しばらく立ち止まっていたエリだったが、溜め息を吐いて水溜まりの中に歩を進める。それを見た美優も、慌てて後に続いた。

1歩目で靴の中に水の入る感覚があり、その次の瞬間には、美優の靴下は水を吸い始めた。かなりの不快感の中、何とか水溜まりを抜けた2人だったが、靴の中は濡れてグチャグチャになってしまっていた。

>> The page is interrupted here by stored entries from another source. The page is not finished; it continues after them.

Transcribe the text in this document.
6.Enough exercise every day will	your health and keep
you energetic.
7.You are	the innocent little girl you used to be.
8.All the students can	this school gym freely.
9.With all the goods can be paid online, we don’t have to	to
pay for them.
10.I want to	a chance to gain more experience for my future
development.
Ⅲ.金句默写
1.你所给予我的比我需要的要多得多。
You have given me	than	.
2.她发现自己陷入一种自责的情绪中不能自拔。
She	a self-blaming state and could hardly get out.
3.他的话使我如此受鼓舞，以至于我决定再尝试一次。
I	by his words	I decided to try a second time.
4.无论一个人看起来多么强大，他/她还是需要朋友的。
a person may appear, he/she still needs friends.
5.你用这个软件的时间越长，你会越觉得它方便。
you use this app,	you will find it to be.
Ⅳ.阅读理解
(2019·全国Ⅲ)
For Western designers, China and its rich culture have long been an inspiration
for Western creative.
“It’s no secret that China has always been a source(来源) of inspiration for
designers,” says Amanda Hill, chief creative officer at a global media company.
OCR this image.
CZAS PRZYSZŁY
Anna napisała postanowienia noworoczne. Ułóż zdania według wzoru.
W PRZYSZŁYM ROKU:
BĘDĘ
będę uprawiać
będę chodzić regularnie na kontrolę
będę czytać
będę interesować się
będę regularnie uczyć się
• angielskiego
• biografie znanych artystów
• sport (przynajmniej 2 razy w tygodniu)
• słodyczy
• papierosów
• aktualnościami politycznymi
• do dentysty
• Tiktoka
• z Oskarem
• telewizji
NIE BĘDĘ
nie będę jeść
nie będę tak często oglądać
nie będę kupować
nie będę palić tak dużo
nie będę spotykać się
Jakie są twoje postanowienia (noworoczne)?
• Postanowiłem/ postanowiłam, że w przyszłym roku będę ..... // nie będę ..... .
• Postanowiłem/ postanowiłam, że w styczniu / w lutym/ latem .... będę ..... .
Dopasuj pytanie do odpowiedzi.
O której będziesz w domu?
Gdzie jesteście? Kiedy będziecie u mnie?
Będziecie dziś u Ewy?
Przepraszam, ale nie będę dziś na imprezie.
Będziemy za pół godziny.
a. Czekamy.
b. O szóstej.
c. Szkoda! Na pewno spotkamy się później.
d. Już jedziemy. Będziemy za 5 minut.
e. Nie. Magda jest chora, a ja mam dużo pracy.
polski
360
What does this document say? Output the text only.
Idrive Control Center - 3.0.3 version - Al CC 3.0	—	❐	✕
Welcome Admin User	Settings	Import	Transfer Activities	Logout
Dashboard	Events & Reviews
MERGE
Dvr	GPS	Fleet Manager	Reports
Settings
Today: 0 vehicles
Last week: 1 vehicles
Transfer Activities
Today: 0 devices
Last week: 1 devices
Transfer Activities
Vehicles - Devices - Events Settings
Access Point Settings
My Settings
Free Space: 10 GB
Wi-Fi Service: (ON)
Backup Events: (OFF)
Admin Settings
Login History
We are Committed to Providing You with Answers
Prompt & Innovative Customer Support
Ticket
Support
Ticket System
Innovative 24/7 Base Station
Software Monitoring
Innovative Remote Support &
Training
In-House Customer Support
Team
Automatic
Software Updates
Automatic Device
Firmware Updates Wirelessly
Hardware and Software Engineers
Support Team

エリは顔を顰めて、一層不機嫌そうな顔になりながら歩き続けていたが、美優は足元の不快感など忘れ、昔あったある出来事を思い出していた。

「エリちゃん」

「何?」

やはりエリはかなり不機嫌な様子だったが、美優は構わず話し続ける。

「6年生の時にさ、私とエリちゃんが今日みたいに一緒に帰ってて、私たちの横をトラックが走り抜けた時に水溜まりの水を跳ね上げてさ、私だけびしょ濡れになっちゃったの覚えてる?エリちゃんは私の陰にいて、私だけびしょ濡れになっちゃったの。あの時、エリちゃんが走り去るトラックに向かって、ふざけるな!って怒ってくれて、しかもエリちゃんの家で制服も乾かしてくれて、お風呂も入らせてくれたよね。私、びしょ濡れになったのにすごい幸せだったの覚えてるなぁ」

美優はその時のことを思い出しながらエリに説明しているつもりだったが、いつの間にか本当に幸せな気分になっていた。笑顔でエリの顔を見ると、エリは下を向いたままスタスタ歩いて行ってしまう。

(違う話のほうがよかったかな?)

エリの表情を見た美優が、そんなことを考えながら歩き続けていると、もうすぐ美優の家に着くという頃になってようやく、エリが言葉を発する。

「覚えてない」

エリの言葉はその一言だけであった。そして、その一言が嘘であると、美優は知っていた。